DETROIT — The perfect coach for the near-perfect team was in the perfect place. For Roy Williams, it must have felt a bit like the top of the world.
He was standing on a trophy platform, and the platform was on top of a raised floor, and the raised floor was on top of the rest of college basketball.
Say this much for Good Old Roy.
The guy never has been afraid of heights.
All season, people have told Williams how talented his team was, and he would simply nod and smile. They would talk about winning another title, and he would grin and talk about the work ahead. They would speak, of all things, about an undefeated season, and he would shake his head and mention that he didn't think anyone was going to do that again.
Every day, every game, people would push their expectations toward Williams, and none of it bothered him. Williams has heard it all before.
Besides, Williams had some expectations of his own.
He expected the Tar Heels to play like … this.
North Carolina was wonderful in Monday night's 89-72 victory in the national championship game. The game was like watching a Carolina highlight film.
"The first one was sweet back in 2005," Williams said, "but in some ways, this is even sweeter. That's about the most satisfying feeling I've had a coach. These players took Roy Williams on one fantastic ride. It's something I'll never forget."
Every play, it seemed, a different player was doing something flashier than the play before, and by halftime, it was hard not to wonder if they were the best team the NCAA Tournament has seen in a decade.
Oh, the Tar Heels slacked off some in the second half, but it was never a contest. It was the Tar Heels playing name that score and being nice about it.
Yes, they were great offensively. Aren't the Tar Heels usually great on offense? But they also were better than Michigan State on the boards. They were better on defense. They were better everywhere.
Come to think of it, how did this team lose four games?
No matter. They weren't going to lose this one. North Carolina jumped Michigan State from the opening tip, hitting six of its first seven shots, and neither Michigan State's crowd nor Michigan State's cause — to provide a bit of sunshine for the locals who are struggling with the economy — was going to slow it down. Hey, people are out of work in Carolina, too.

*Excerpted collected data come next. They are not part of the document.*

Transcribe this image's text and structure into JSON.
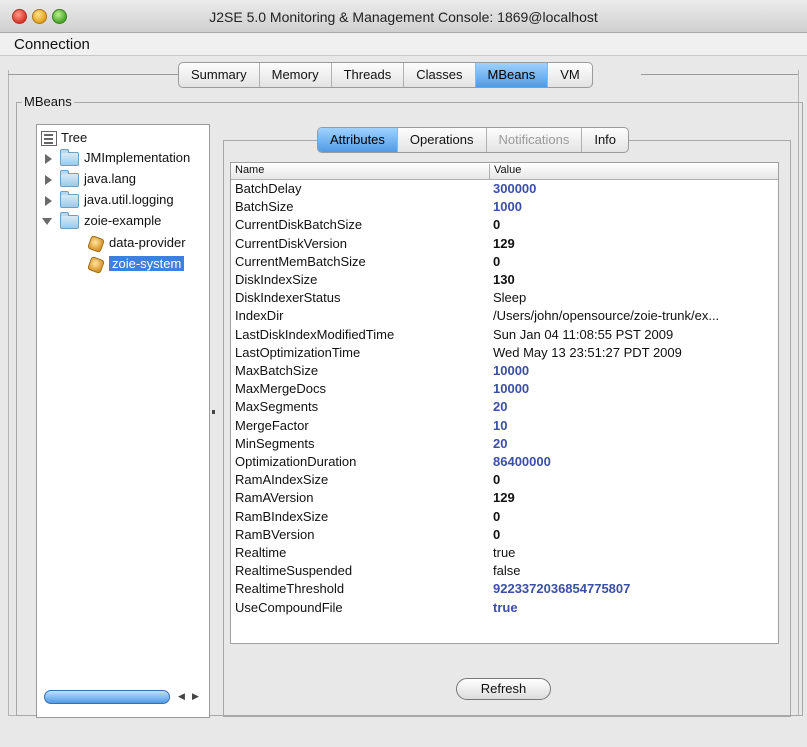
{
  "window": {
    "title": "J2SE 5.0 Monitoring & Management Console: 1869@localhost"
  },
  "menubar": {
    "connection": "Connection"
  },
  "main_tabs": [
    "Summary",
    "Memory",
    "Threads",
    "Classes",
    "MBeans",
    "VM"
  ],
  "main_tabs_selected": "MBeans",
  "mbeans": {
    "label": "MBeans",
    "tree": {
      "root": "Tree",
      "nodes": {
        "jmimpl": "JMImplementation",
        "lang": "java.lang",
        "logging": "java.util.logging",
        "zoie": "zoie-example",
        "provider": "data-provider",
        "system": "zoie-system"
      },
      "selected": "zoie-system"
    },
    "sub_tabs": [
      "Attributes",
      "Operations",
      "Notifications",
      "Info"
    ],
    "sub_tabs_selected": "Attributes",
    "sub_tabs_disabled": [
      "Notifications"
    ],
    "table": {
      "header_name": "Name",
      "header_value": "Value",
      "rows": [
        {
          "name": "BatchDelay",
          "value": "300000",
          "editable": true
        },
        {
          "name": "BatchSize",
          "value": "1000",
          "editable": true
        },
        {
          "name": "CurrentDiskBatchSize",
          "value": "0",
          "editable": false
        },
        {
          "name": "CurrentDiskVersion",
          "value": "129",
          "editable": false
        },
        {
          "name": "CurrentMemBatchSize",
          "value": "0",
          "editable": false
        },
        {
          "name": "DiskIndexSize",
          "value": "130",
          "editable": false
        },
        {
          "name": "DiskIndexerStatus",
          "value": "Sleep",
          "editable": false
        },
        {
          "name": "IndexDir",
          "value": "/Users/john/opensource/zoie-trunk/ex...",
          "editable": false
        },
        {
          "name": "LastDiskIndexModifiedTime",
          "value": "Sun Jan 04 11:08:55 PST 2009",
          "editable": false
        },
        {
          "name": "LastOptimizationTime",
          "value": "Wed May 13 23:51:27 PDT 2009",
          "editable": false
        },
        {
          "name": "MaxBatchSize",
          "value": "10000",
          "editable": true
        },
        {
          "name": "MaxMergeDocs",
          "value": "10000",
          "editable": true
        },
        {
          "name": "MaxSegments",
          "value": "20",
          "editable": true
        },
        {
          "name": "MergeFactor",
          "value": "10",
          "editable": true
        },
        {
          "name": "MinSegments",
          "value": "20",
          "editable": true
        },
        {
          "name": "OptimizationDuration",
          "value": "86400000",
          "editable": true
        },
        {
          "name": "RamAIndexSize",
          "value": "0",
          "editable": false
        },
        {
          "name": "RamAVersion",
          "value": "129",
          "editable": false
        },
        {
          "name": "RamBIndexSize",
          "value": "0",
          "editable": false
        },
        {
          "name": "RamBVersion",
          "value": "0",
          "editable": false
        },
        {
          "name": "Realtime",
          "value": "true",
          "editable": false
        },
        {
          "name": "RealtimeSuspended",
          "value": "false",
          "editable": false
        },
        {
          "name": "RealtimeThreshold",
          "value": "9223372036854775807",
          "editable": true
        },
        {
          "name": "UseCompoundFile",
          "value": "true",
          "editable": true
        }
      ]
    },
    "refresh_label": "Refresh"
  },
  "colors": {
    "selection": "#3d80df",
    "editable_value": "#3b4fa6",
    "tab_selected": "#4f9be6"
  }
}
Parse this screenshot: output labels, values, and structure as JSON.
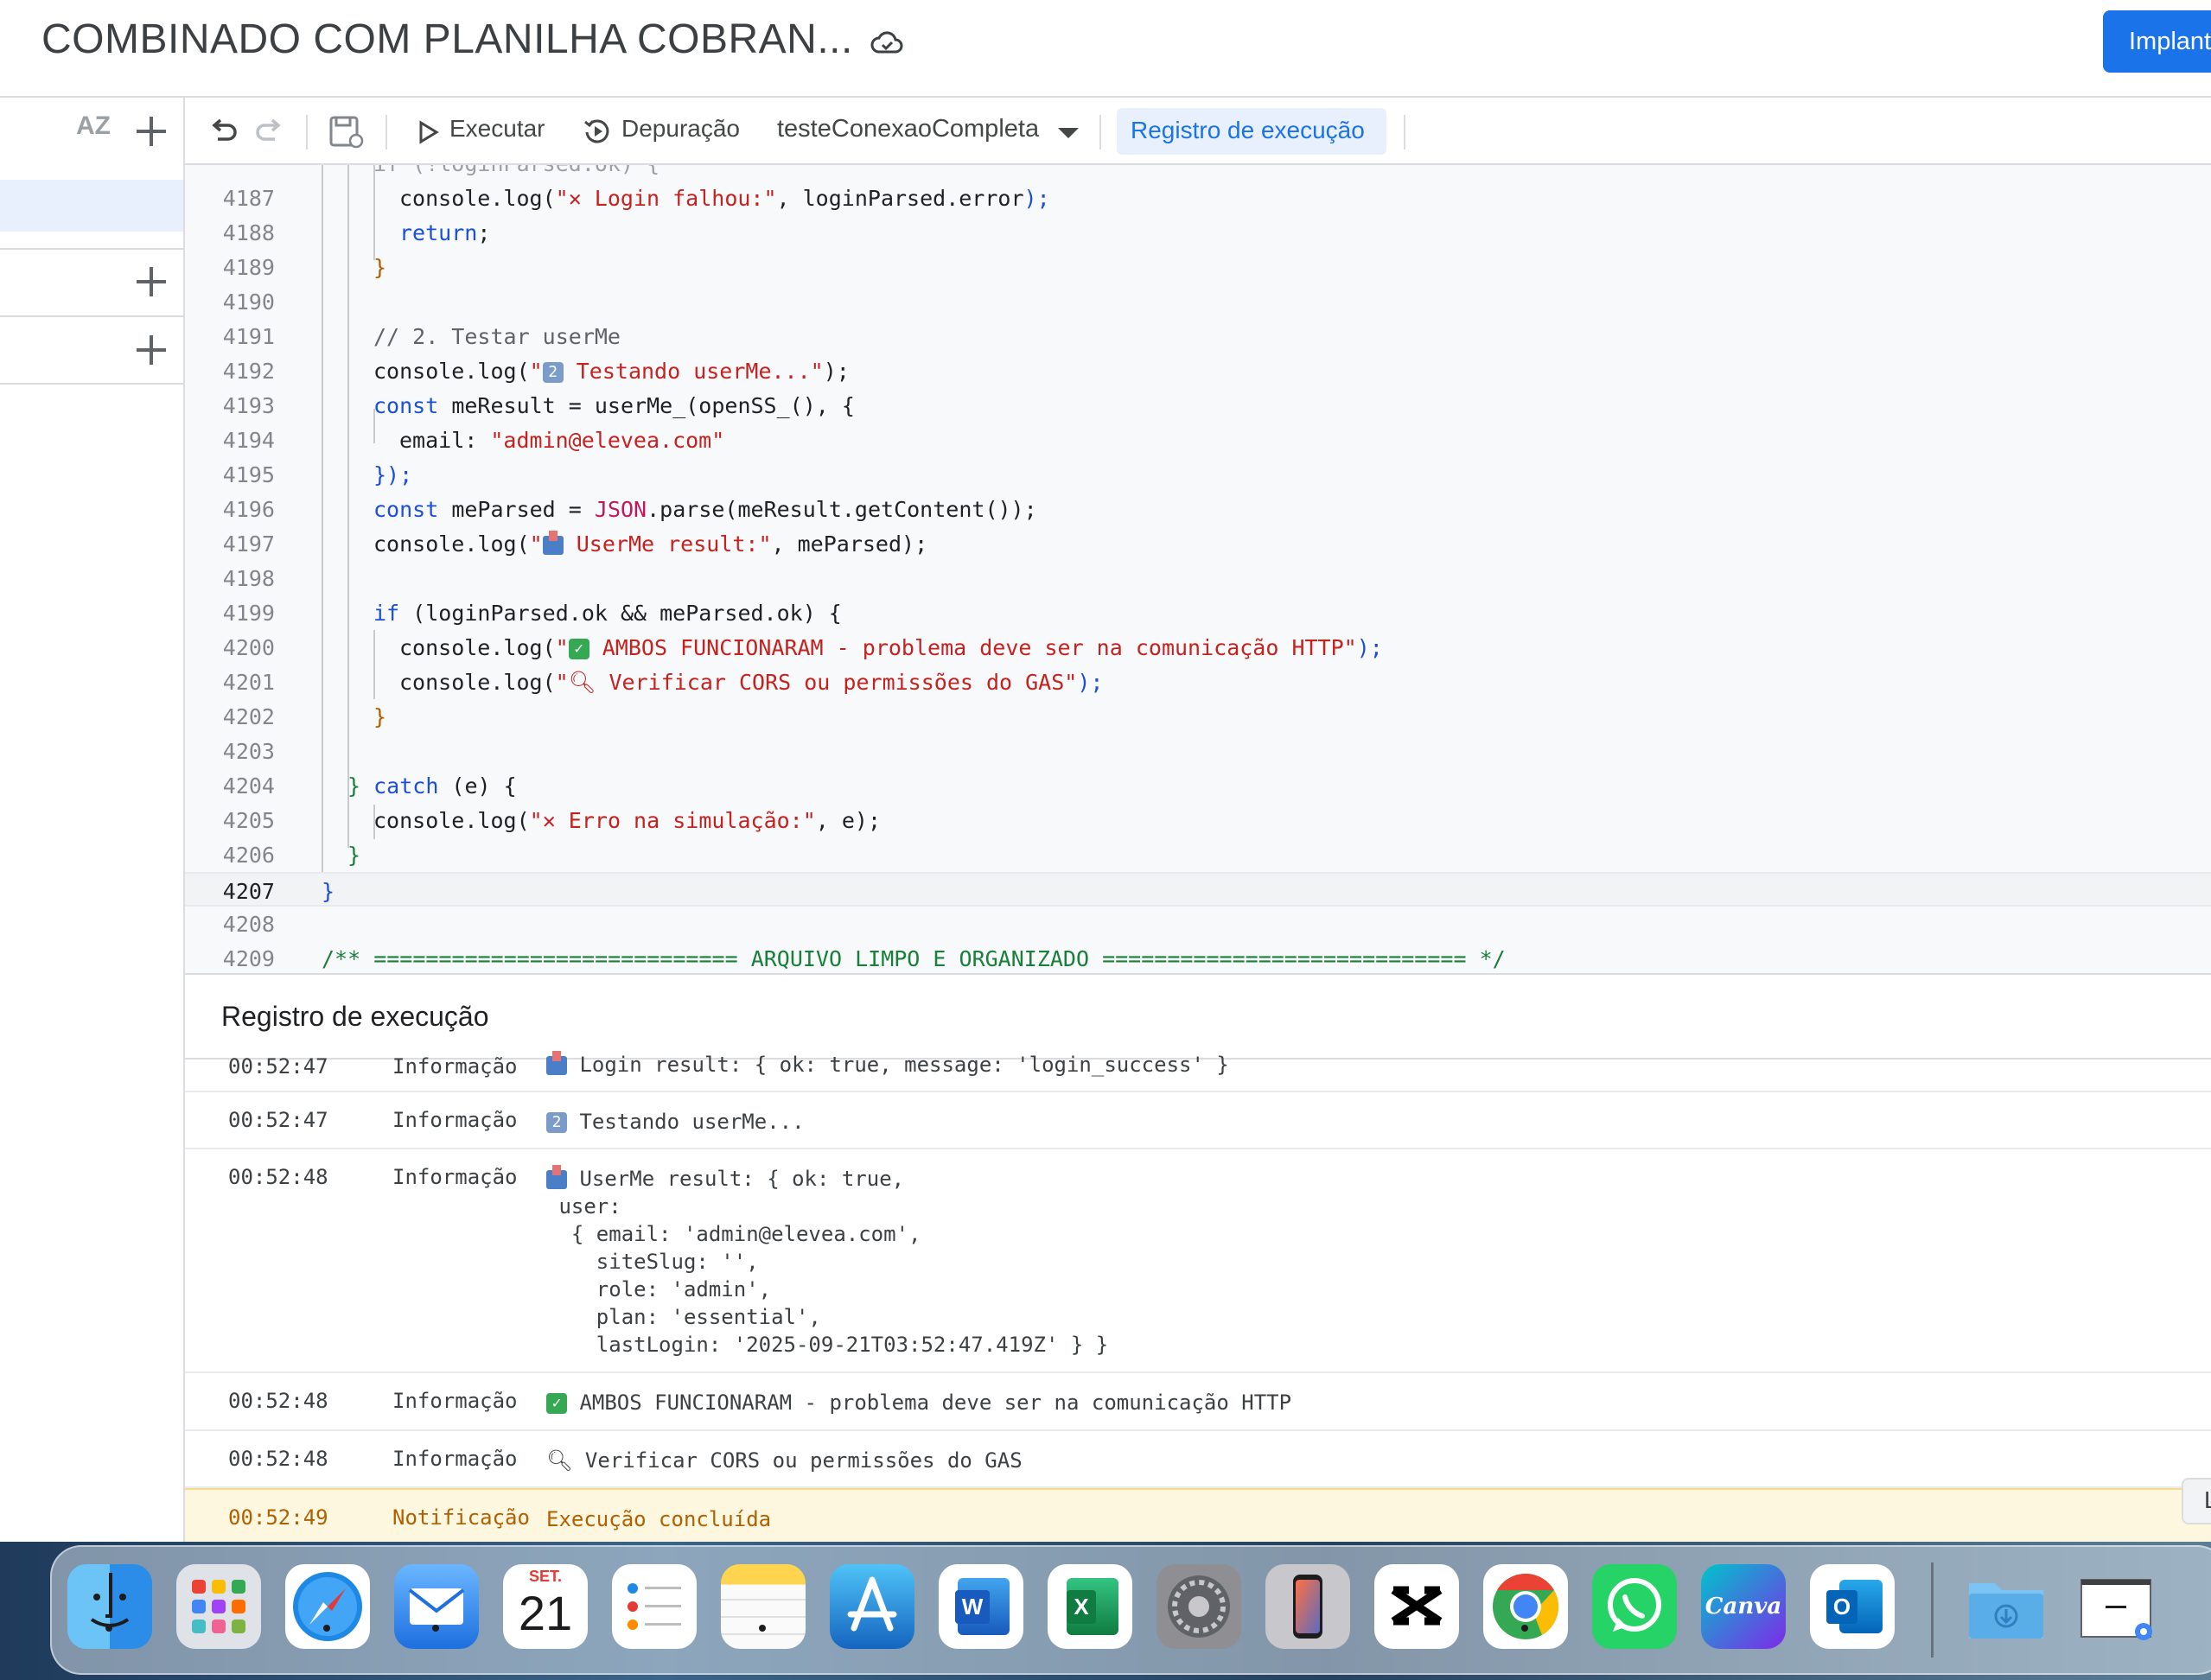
{
  "header": {
    "title": "COMBINADO COM PLANILHA COBRAN...",
    "deploy_label": "Implant"
  },
  "sidebar": {
    "sort_label": "AZ"
  },
  "toolbar": {
    "run_label": "Executar",
    "debug_label": "Depuração",
    "function_name": "testeConexaoCompleta",
    "log_label": "Registro de execução"
  },
  "editor": {
    "line_numbers": [
      "4187",
      "4188",
      "4189",
      "4190",
      "4191",
      "4192",
      "4193",
      "4194",
      "4195",
      "4196",
      "4197",
      "4198",
      "4199",
      "4200",
      "4201",
      "4202",
      "4203",
      "4204",
      "4205",
      "4206",
      "4207",
      "4208",
      "4209"
    ],
    "current_line": "4207",
    "code": {
      "l4187_a": "console.log(",
      "l4187_str": "\" Login falhou:\"",
      "l4187_b": ", loginParsed.error",
      "l4188": "return",
      "l4191": "// 2. Testar userMe",
      "l4192_a": "console.log(",
      "l4192_str": "\" Testando userMe...\"",
      "l4193_kw": "const",
      "l4193_b": " meResult = userMe_(openSS_(), {",
      "l4194_a": "email: ",
      "l4194_str": "\"admin@elevea.com\"",
      "l4195": "});",
      "l4196_kw": "const",
      "l4196_b": " meParsed = ",
      "l4196_js": "JSON",
      "l4196_c": ".parse(meResult.getContent());",
      "l4197_a": "console.log(",
      "l4197_str": "\" UserMe result:\"",
      "l4197_b": ", meParsed);",
      "l4199_kw": "if",
      "l4199_b": " (loginParsed.ok && meParsed.ok) {",
      "l4200_a": "console.log(",
      "l4200_str": "\" AMBOS FUNCIONARAM - problema deve ser na comunicação HTTP\"",
      "l4200_b": ");",
      "l4201_a": "console.log(",
      "l4201_str": "\" Verificar CORS ou permissões do GAS\"",
      "l4201_b": ");",
      "l4202": "}",
      "l4204_a": "} ",
      "l4204_kw": "catch",
      "l4204_b": " (e) {",
      "l4205_a": "console.log(",
      "l4205_str": "\" Erro na simulação:\"",
      "l4205_b": ", e);",
      "l4206": "}",
      "l4207": "}",
      "l4209": "/** ============================ ARQUIVO LIMPO E ORGANIZADO ============================ */"
    }
  },
  "log": {
    "title": "Registro de execução",
    "rows": [
      {
        "time": "00:52:47",
        "level": "Informação",
        "msg": "Login result: { ok: true, message: 'login_success' }"
      },
      {
        "time": "00:52:47",
        "level": "Informação",
        "msg": "Testando userMe..."
      },
      {
        "time": "00:52:48",
        "level": "Informação",
        "msg": "UserMe result: { ok: true,\n user:\n  { email: 'admin@elevea.com',\n    siteSlug: '',\n    role: 'admin',\n    plan: 'essential',\n    lastLogin: '2025-09-21T03:52:47.419Z' } }"
      },
      {
        "time": "00:52:48",
        "level": "Informação",
        "msg": "AMBOS FUNCIONARAM - problema deve ser na comunicação HTTP"
      },
      {
        "time": "00:52:48",
        "level": "Informação",
        "msg": "Verificar CORS ou permissões do GAS"
      },
      {
        "time": "00:52:49",
        "level": "Notificação",
        "msg": "Execução concluída"
      }
    ]
  },
  "dock": {
    "calendar_month": "SET.",
    "calendar_day": "21",
    "apps": [
      "Finder",
      "Launchpad",
      "Safari",
      "Mail",
      "Calendar",
      "Reminders",
      "Notes",
      "App Store",
      "Word",
      "Excel",
      "System Settings",
      "iPhone Mirroring",
      "CapCut",
      "Chrome",
      "WhatsApp",
      "Canva",
      "Outlook",
      "Downloads",
      "Preview"
    ],
    "word_letter": "W",
    "excel_letter": "X",
    "outlook_letter": "O",
    "canva_label": "Canva"
  },
  "floating": {
    "label": "L"
  }
}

Even with all of North Carolina's talent, this didn't figure to be this easy. Michigan State had shut down UConn and Louisville in its previous two games, and there was a growing feeling the Spartans could defend anyone. Anyone else, maybe. This time, the 72,922 inside Ford Field might have been watching a Lions game. It was that lopsided.
Had the Tar Heels been any better in their 55-point first half, they would not only have won the NCAA title, they would have qualified for the upcoming NBA playoffs.
For Williams, this had to be the perfect way to win a title. As these things go, this was a stroll in the park, and after all, Williams had vowed to savor this trip a little more than his 2005 title, back when the thoughtful people around him kept reminding him that he hadn't won one.
Now he has two, which means he has as many as his mentor Dean Smith won. He has reached the Final Four eight times, and five of those have come in the last eight years. In other words, old Roy has a little something going. After all, only three other active coaches (Mike Krzyzewski, Jim Calhoun and Billy Donovan) have more than one title.
"Roy Williams ain't that good," Williams said. "But Old Roy has some big-game players. Roy Williams and Dean Smith don't fit in the same sentence. I believe that. I'm not being humble."
Despite it all, Williams remains a Mayberry sort of guy. Even with all of the pressure, there is a comfortable ease to him. Yes, he has great players and yes, he has high expectations. What sort would you want him to have?
This is why he is such a perfect fit for North Carolina. Whenever fans argue about the best coaches in college basketball, there are six to eight names which are usually brought up. But do any of them fit his university any better than Williams? Do any of them do any better at absorbing the expectations of a program?
Take Monday. It didn't matter when it was 7-3, or when it was 21-7, or when it was 31-11. Williams was still stamping around the sidelines, still contorting as if it were a one-point game.
And then there were 63 seconds left, and the lead was 17, and Williams pulled his starters. One by one, he embraced them on the sideline. He smiled. Finally, he looked satisfied.
Who knows? Someday, perhaps Williams will be as big an icon on the North Carolina campus as Smith.